Books like this are changing my life. Love it! I've been trying to meditate daily since March and I believe it is making a difference in how I handle the back to school stress of school during a pandemic.
Quotes and notes:
Page xiv
To Seneca and his fellow adherents of stoic philosophy, if a person could develop peace within themselves - if they could achieve apatheia, as they called it-then the whole world could be at war, and they could still think well, work well, and be well. "You may be sure that you are at peace with yourself, "Seneca wrote, "when no noise reaches you, when no word shakes you out of yourself, whether it be flattery or a threat, or merely an empty sound buzzing about you with unmeaning sin." In this state, nothing could touch them (not even a deranged emperor), no emotion could disturb them, no threat could interrupt them, and every beat of the present moment would be theirs for living.
A wealth of information creates a poverty of attention - Herbert Simon
p. 31 Napolean was content with being behind on his mail, even if it upset some people or if he missed out on some gossip, because it meant that trivial problems had to resolve themselves without him. We need to cultivate a similar attitude - give things a little space, don't consume news in real time, be a season or two behind on the latest trend or cultural phenomenon, don't let your inbox lord over your life.

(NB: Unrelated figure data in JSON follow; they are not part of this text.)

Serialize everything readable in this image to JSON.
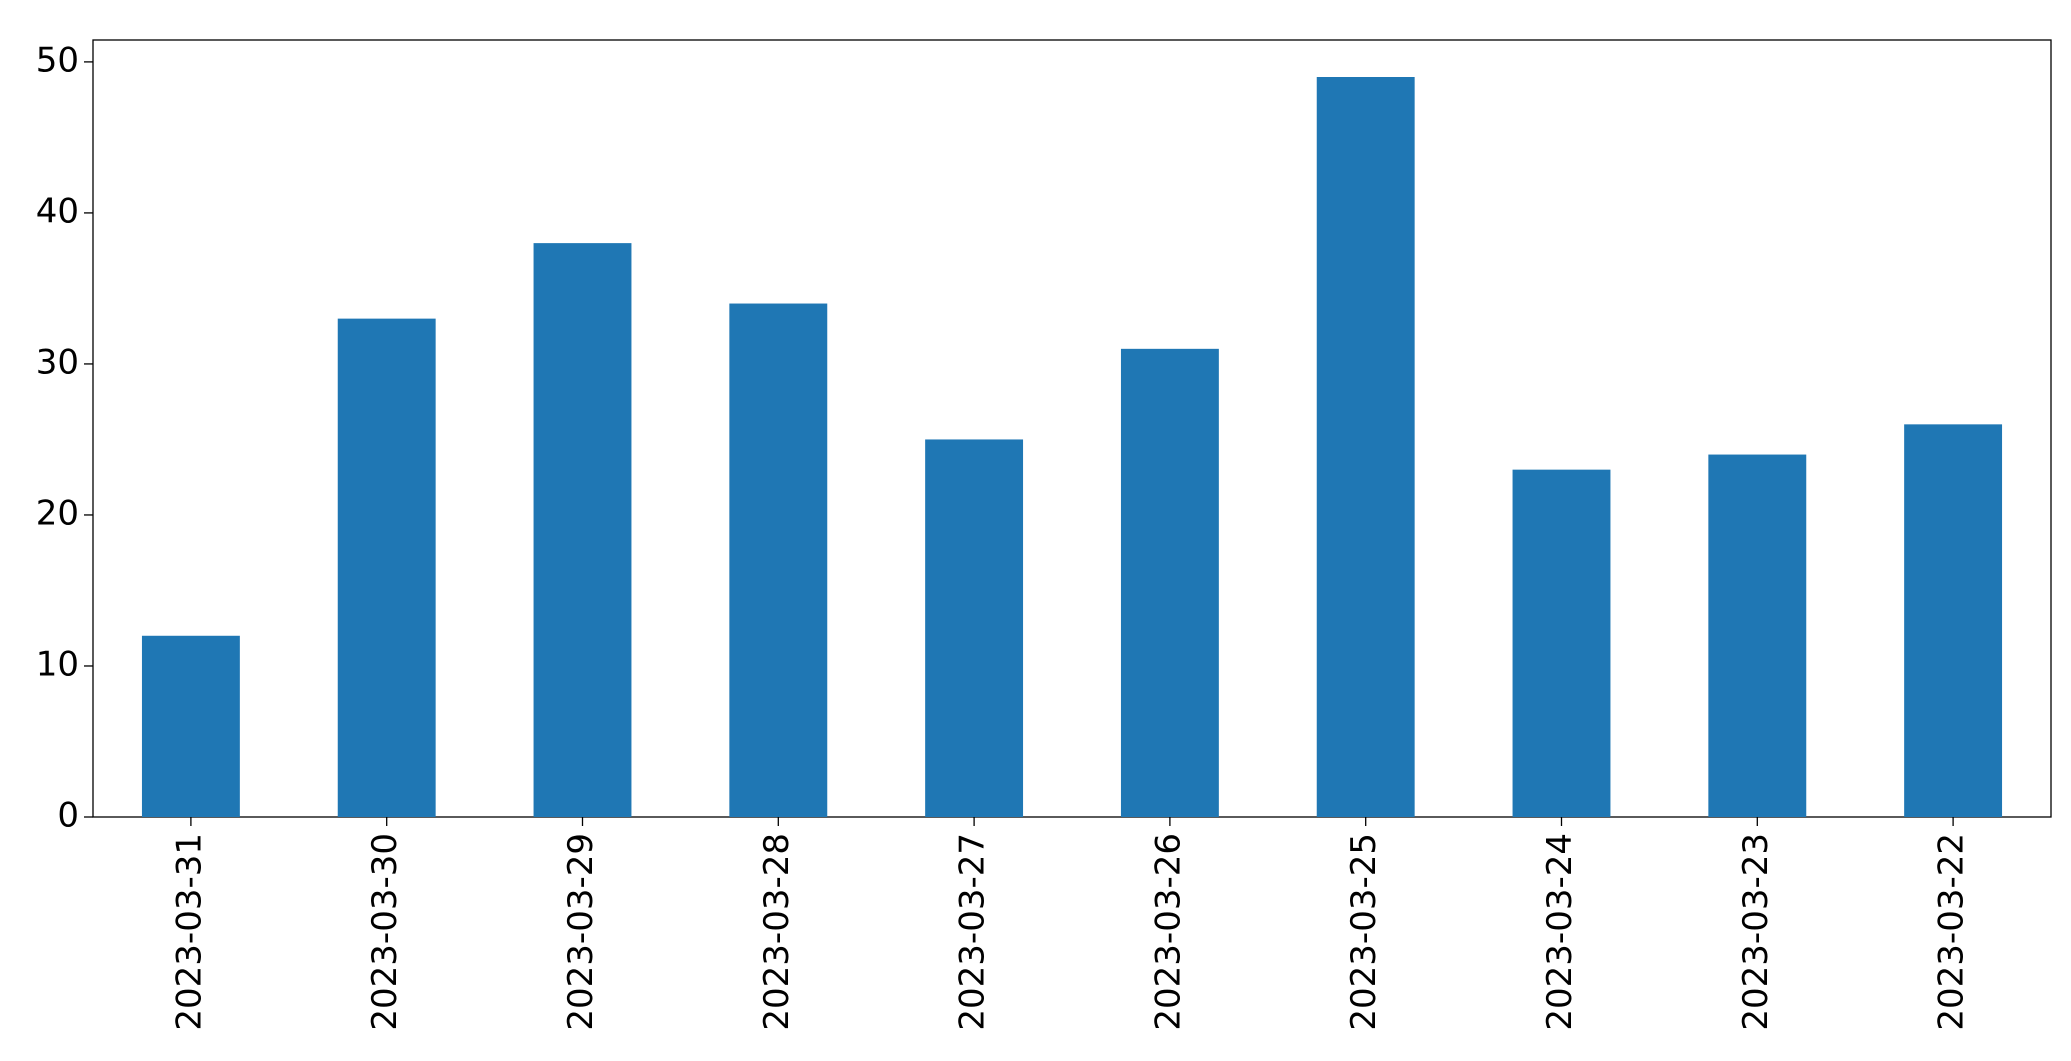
{
  "chart_data": {
    "type": "bar",
    "categories": [
      "2023-03-31",
      "2023-03-30",
      "2023-03-29",
      "2023-03-28",
      "2023-03-27",
      "2023-03-26",
      "2023-03-25",
      "2023-03-24",
      "2023-03-23",
      "2023-03-22"
    ],
    "values": [
      12,
      33,
      38,
      34,
      25,
      31,
      49,
      23,
      24,
      26
    ],
    "color": "#1f77b4",
    "ylim": [
      0,
      51.45
    ],
    "yticks": [
      0,
      10,
      20,
      30,
      40,
      50
    ],
    "grid": false
  }
}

All great leaders, thinkers, artists, athletes, and visionaries share one indelible quality. It enables them to conquer their tempers. To avoid distraction and discover great insights. To achieve happiness and do the right thing. Ryan Holiday calls it stillness--to be steady while the world spins around you.
In this book, he outlines a path for achieving this ancient, but urgently necessary way of living. Drawing on a wide range of history's greatest thinkers, from Confucius to Seneca, Marcus Aurelius to Thich Nhat Hanh, John Stuart Mill to Nietzsche, he argues that stillness is not mere inactivity, but the doorway to self-mastery, discipline, and focus.
Holiday also examines figures who exemplified the power of stillness: baseball player Sadaharu Oh, whose study of Zen made him the greatest home run hitter of all time; Winston Churchill, who in balancing his busy public life with time spent laying bricks and painting at his Chartwell estate managed to save the world from annihilation in the process; Fred Rogers, who taught generations of children to see what was invisible to the eye; Anne Frank, whose journaling and love of nature guided her through unimaginable adversity.
More than ever, people are overwhelmed. They face obstacles and egos and competition. Stillness Is the Key offers a simple but inspiring antidote to the stress of 24/7 news and social media. The stillness that we all seek is the path to meaning, contentment, and excellence in a world that needs more of it than ever.